W drugim wyścigu, z odwróconą kolejnością, Polak zaraz po starcie próbował dobić się do czołówki, ale korki mu to uniemożliwiły. Dokonał tego na drugim okrążeniu i objął prowadzenie. W połowie wyścigu został wyprzedzony przez Bolta i Walkera, ale w końcówce znowu odpalił. Wyprzedził Walkera, ale minął szachownicę minął tylko 0,1 sek szybciej niż Brytyjczyk i dwie sekundy za Billym.

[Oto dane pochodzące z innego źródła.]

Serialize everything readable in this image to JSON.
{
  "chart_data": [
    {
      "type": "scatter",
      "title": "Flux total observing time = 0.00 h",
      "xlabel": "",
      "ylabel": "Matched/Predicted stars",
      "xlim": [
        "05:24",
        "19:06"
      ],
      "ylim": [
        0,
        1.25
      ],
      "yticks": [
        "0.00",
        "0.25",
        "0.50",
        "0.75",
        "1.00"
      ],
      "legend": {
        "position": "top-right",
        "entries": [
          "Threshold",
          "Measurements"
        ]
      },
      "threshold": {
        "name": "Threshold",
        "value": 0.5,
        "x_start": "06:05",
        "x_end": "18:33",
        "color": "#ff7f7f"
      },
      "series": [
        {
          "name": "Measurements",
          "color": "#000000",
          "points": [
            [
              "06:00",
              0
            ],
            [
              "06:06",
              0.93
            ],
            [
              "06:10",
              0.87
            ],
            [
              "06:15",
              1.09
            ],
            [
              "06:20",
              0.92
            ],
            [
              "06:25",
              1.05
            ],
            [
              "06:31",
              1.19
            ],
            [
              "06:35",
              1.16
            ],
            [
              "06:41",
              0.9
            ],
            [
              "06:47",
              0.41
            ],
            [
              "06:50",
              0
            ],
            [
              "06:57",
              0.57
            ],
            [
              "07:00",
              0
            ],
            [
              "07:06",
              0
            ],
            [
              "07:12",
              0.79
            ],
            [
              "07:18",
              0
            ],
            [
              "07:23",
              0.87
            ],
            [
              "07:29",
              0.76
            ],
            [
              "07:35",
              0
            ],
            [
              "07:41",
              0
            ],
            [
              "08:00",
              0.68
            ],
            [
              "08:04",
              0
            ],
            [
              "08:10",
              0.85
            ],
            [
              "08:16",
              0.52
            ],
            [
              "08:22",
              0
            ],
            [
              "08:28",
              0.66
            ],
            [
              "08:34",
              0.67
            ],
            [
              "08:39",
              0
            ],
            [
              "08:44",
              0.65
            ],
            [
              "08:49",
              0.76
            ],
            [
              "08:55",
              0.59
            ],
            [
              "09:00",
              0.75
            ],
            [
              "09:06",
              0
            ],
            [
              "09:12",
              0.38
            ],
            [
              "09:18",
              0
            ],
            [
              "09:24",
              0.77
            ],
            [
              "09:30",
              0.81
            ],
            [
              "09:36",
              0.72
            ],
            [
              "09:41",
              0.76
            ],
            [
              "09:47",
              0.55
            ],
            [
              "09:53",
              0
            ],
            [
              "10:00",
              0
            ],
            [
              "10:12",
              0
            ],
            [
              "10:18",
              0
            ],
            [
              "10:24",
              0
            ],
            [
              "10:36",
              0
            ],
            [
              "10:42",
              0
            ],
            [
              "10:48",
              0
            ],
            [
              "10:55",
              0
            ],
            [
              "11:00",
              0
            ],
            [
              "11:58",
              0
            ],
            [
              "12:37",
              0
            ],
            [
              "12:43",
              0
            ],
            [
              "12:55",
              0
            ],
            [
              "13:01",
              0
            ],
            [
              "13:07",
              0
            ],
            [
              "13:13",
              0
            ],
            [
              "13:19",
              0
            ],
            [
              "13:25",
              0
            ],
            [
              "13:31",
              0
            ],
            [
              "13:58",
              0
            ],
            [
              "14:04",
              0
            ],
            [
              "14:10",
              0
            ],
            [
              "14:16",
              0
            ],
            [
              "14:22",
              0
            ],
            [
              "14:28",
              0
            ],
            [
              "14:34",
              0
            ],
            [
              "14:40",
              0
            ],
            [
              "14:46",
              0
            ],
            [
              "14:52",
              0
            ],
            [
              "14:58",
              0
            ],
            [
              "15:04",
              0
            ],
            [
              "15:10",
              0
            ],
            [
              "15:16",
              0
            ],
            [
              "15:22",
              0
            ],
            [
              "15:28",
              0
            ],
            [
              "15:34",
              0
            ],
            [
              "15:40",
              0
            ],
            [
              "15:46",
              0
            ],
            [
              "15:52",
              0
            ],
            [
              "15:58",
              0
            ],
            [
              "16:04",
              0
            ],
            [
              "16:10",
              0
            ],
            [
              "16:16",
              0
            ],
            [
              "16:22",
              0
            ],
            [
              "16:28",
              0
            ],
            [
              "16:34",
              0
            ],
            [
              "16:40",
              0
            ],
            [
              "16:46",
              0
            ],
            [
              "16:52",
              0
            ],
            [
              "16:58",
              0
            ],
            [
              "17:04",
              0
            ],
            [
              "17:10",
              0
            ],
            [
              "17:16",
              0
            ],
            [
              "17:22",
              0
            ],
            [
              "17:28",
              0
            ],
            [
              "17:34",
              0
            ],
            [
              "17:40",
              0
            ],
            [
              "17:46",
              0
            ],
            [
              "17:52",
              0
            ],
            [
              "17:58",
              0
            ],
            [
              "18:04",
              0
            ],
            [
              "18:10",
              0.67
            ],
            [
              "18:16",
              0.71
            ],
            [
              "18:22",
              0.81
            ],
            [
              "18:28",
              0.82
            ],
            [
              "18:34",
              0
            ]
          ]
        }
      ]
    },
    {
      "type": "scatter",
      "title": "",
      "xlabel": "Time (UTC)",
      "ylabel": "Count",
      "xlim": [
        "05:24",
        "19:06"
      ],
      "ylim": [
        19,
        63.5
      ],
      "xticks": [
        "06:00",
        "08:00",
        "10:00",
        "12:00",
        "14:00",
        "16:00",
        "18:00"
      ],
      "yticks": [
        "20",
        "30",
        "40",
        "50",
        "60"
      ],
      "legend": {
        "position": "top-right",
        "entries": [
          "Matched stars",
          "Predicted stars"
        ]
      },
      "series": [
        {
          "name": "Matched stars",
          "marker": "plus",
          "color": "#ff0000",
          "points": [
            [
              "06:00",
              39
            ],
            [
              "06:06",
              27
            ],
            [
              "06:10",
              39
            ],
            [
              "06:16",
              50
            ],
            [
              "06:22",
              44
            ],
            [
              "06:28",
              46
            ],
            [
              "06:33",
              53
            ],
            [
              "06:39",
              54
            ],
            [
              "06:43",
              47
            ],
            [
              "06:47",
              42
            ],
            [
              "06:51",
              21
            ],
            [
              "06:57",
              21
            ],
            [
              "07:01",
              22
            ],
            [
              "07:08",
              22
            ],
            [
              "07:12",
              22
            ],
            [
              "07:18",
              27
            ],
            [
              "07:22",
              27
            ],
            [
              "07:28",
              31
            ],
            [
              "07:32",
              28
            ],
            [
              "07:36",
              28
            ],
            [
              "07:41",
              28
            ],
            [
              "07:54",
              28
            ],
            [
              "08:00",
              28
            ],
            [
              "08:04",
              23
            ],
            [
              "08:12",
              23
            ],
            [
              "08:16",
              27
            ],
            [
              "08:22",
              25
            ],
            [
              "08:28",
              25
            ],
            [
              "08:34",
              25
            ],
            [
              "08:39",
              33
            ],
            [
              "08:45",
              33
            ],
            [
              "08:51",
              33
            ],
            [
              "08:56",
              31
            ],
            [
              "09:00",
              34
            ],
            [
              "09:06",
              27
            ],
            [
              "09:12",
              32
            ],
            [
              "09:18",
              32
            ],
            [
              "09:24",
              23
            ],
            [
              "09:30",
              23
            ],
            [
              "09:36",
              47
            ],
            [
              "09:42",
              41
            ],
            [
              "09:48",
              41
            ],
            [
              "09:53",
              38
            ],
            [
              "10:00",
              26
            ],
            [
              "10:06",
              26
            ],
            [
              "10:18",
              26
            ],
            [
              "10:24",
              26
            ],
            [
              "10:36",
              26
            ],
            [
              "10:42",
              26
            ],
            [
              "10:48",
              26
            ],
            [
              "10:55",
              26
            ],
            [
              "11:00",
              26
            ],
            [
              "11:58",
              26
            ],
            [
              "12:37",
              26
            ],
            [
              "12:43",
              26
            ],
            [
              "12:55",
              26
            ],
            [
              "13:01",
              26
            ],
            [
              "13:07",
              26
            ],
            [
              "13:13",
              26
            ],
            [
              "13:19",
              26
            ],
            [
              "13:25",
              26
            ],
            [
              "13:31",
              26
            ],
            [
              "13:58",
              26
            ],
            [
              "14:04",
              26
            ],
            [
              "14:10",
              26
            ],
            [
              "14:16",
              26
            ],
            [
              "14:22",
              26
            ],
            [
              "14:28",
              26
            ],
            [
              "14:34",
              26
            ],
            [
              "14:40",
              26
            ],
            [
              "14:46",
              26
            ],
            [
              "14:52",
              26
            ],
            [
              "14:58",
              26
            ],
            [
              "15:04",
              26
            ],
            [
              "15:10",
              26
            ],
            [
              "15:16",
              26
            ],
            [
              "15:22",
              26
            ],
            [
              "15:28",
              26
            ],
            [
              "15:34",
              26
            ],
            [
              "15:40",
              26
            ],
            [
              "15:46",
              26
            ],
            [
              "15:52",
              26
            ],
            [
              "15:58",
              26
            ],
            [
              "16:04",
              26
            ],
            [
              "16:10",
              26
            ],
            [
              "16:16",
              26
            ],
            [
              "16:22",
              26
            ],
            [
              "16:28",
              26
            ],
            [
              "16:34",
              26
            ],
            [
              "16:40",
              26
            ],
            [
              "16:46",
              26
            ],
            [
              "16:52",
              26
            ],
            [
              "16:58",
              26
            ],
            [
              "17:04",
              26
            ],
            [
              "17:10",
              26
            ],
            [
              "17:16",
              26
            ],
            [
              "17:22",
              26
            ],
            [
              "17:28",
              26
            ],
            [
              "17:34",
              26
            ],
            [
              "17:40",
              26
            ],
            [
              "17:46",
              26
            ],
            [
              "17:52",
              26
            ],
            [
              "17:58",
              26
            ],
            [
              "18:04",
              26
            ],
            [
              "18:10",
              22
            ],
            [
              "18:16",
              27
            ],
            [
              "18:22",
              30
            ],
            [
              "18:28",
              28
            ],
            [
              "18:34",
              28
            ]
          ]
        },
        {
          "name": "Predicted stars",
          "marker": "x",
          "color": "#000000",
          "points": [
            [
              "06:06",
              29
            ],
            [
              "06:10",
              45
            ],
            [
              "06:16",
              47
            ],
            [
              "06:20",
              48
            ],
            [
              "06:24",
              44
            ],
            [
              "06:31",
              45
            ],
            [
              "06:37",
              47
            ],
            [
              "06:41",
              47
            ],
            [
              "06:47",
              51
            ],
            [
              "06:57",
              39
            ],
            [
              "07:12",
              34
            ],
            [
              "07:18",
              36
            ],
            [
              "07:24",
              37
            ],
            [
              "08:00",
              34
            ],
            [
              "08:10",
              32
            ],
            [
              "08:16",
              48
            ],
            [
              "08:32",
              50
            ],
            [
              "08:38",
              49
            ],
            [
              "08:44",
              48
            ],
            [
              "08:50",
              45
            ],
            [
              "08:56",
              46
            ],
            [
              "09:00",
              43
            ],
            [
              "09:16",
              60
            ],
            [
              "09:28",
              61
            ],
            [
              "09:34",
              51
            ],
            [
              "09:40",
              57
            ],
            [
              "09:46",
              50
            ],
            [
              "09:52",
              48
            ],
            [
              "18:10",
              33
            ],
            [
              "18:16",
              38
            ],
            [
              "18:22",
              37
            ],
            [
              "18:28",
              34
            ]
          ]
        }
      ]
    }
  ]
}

Trzeci wyścig to pokaz góralskiego charakteru Błażusiaka. Po potężnym wypadku na starcie i salcie przez bandę na pierwszym zakręcie, ruszył w pogoń i na trzecim okrążeniu jechał tuż za czwórką liderów Bolt, Haaker, Walker, Webb. Błażusiak z każdym okrążeniem jechał coraz szybciej, miał najlepsze czasy okrążeń i to pozwoliło mu wskoczyć na trzeciej miejsce. Gdy atakował Haakera, zadusił motocykl i przez dłuższą chwilę nie mógł go odpalić. Gdy ruszył ponownie w pogoń, znów musiał uporać się najpierw z Webbem, a potem wziął się za Walkera, którego wyprzedził na ostatnim okrążeniu, ten jednak zdołał się jeszcze zrewanżować i przed samą metą odzyskać trzecią pozycję. To jednak wystarczyło, żeby Taddy zdobył drugie miejsce.
Wyniki GP Węgier
1. Billy Bolt - 60 punktów
2. Tadeusz Błażusiak - 50
3. Jonny Walker - 46
4. Colton Haaker - 45
5. Diogo Vieira - 30
6. Cody Webb - 30
7. Tim Apolle - 27
W klasyfikacji generalnej jest czwarty z dorobkiem 86 pkt. Prowadzi Bolt – 123 pkt przed Haakerem (88 pkt) i Walkerem (87 pkt.).